Mutations - Not Mistakes!

The smallest unit of life is a cell. All cells hold code, or instructions for how to do their jobs. These instructions are stored in DNA.

The cell uses the DNA as a blueprint to create proteins that go on to perform a huge number of tasks. Some proteins form parts of the body, like hair or nails. Other proteins carry substances into or out of the cell, like tiny cellular vehicles. Still other proteins allow important chemical reactions to happen in the cell. No matter what task they’re performing, it’s clear that proteins are of paramount importance.

But sometimes, just like in nature, there are mistakes, or mutations. These mutations mean that when the cell makes the proteins, the proteins don’t come out quite right. They might be misshapen or they might not do their job correctly. But not all mistakes are problems. Sometimes mistakes can lead to improved proteins, proteins that do their job better and faster than the “correct” proteins.

When mutated proteins are helpful, their code (the DNA that was used to make them) gets passed on. These proteins go on to produce differently shaped beaks or fight pesticides inside insect bodies. Over time, the proteins evolve, and so do the organisms that they live inside.

This is why the laureates’ discoveries are so groundbreaking. They used evolution in a way that goes back to its roots – by taking the evolution we see in animals and applying it to the production of the proteins that caused it in the first place.

The Nobel Winning Work

Frances Arnold applied evolution to enzymes, which are proteins that perform extremely specific jobs. Scientists before Arnold attempted to create artificial enzymes on their own, but they had mixed results.

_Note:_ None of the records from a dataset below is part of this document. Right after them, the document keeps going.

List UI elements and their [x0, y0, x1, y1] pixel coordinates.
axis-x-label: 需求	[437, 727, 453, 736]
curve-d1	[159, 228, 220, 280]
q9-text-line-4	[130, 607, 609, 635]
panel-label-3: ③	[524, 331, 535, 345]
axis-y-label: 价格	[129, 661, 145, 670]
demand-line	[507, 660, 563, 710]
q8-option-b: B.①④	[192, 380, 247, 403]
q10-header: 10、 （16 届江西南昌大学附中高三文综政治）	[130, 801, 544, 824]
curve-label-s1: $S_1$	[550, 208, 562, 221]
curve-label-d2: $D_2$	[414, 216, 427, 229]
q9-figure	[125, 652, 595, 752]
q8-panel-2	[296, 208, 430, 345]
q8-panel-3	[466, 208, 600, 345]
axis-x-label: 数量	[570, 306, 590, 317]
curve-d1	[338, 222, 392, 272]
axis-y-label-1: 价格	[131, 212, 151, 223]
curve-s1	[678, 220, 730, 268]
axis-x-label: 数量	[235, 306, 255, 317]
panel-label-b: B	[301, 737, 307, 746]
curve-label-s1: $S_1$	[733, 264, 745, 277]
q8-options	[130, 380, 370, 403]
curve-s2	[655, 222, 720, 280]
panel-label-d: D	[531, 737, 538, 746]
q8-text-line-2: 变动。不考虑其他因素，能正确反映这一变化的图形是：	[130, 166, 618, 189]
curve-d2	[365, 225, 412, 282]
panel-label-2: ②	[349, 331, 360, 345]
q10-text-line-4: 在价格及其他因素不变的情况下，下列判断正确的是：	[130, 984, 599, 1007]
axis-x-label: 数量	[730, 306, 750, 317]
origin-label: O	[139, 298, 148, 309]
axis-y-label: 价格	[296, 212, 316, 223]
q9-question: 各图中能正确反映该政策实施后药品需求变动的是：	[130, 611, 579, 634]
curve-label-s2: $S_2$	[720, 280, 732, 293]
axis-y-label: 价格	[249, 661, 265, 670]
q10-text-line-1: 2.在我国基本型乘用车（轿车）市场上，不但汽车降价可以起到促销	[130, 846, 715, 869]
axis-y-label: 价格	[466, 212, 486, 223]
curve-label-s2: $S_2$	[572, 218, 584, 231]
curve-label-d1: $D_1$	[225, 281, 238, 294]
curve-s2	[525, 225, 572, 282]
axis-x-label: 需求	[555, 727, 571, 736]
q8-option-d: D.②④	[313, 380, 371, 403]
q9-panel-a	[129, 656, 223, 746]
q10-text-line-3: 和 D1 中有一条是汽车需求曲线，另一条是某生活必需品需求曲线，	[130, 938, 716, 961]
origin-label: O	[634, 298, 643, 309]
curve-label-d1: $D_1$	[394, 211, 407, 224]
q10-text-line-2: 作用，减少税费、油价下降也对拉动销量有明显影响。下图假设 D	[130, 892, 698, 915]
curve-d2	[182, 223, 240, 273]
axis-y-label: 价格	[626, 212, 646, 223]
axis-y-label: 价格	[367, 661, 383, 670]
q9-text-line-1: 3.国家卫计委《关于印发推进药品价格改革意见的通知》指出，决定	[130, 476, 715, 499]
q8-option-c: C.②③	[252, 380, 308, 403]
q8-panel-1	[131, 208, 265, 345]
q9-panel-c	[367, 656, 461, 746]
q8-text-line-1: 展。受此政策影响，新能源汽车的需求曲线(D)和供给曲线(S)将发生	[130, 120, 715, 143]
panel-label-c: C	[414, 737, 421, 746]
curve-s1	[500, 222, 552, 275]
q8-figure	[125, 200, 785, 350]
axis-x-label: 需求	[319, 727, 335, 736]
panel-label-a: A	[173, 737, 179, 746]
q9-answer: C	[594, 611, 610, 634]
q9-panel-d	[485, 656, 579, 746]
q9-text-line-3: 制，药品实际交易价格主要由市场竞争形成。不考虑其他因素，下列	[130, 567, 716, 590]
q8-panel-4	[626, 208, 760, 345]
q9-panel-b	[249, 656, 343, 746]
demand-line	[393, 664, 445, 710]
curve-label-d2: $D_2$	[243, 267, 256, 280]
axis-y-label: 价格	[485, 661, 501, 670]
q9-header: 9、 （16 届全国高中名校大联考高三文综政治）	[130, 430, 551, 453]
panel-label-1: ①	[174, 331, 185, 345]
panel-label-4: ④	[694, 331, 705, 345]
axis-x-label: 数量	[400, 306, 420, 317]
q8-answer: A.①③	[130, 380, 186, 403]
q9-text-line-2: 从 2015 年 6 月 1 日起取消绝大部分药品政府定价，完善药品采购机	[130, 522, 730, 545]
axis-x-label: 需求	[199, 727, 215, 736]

Arnold decided to attack the problem at its root. She induced mutations into cells, specifically into their DNA, causing the cells to produce different forms of the same enzyme. Once she found one particularly useful enzyme, she would repeat the process until she ended up creating an enzyme that did the exact job she wanted. Today, her work is used to produce renewable fuels, pharmaceuticals, and other proteins in a more environmentally friendly way.

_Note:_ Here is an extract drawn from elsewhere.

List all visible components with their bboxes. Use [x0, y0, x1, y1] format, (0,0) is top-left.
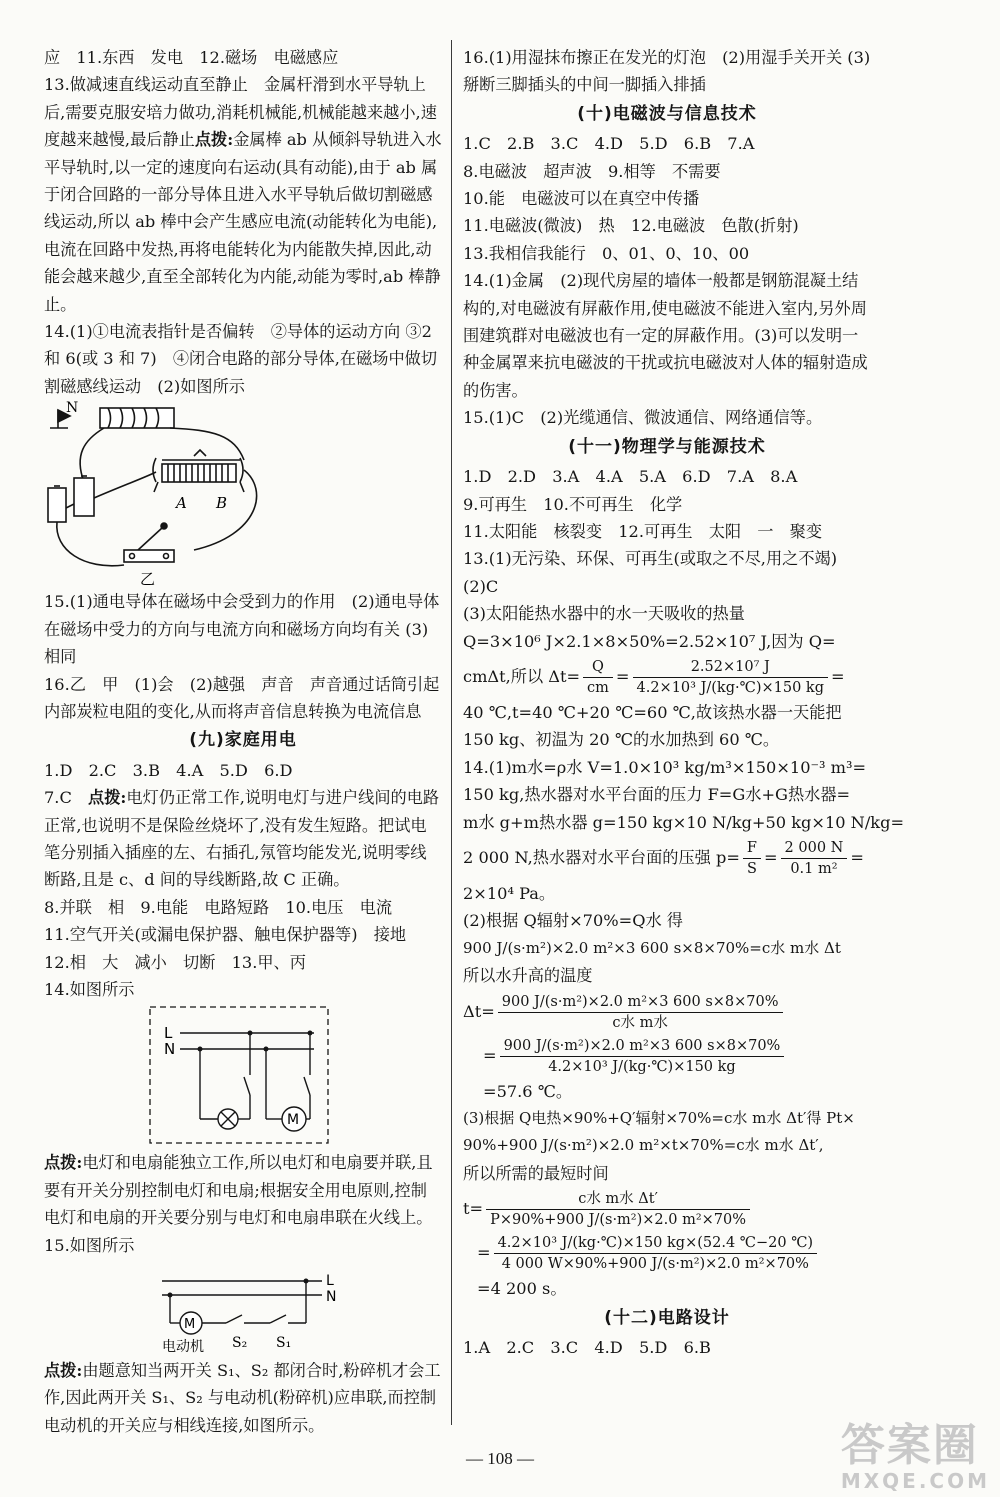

George Smith and Gregory Winter used a similar technique to find proteins that could fight bacteria. Smith found viruses that could attack bacteria and disrupt their mechanisms. These viruses are called bacteriophages. Winter then took these same bacteriophages and engineered them so that they would create billions of antibodies that targeted different proteins. From these billions, Winter picked the ones that would target harmful proteins that cause disease.

This technique, called phage display, has been used to fight rheumatoid arthritis, psoriasis and inflammatory bowel diseases. It has also produced anti-bodies that can neutralize toxins, fight autoimmune diseases, and help cure metastatic cancer.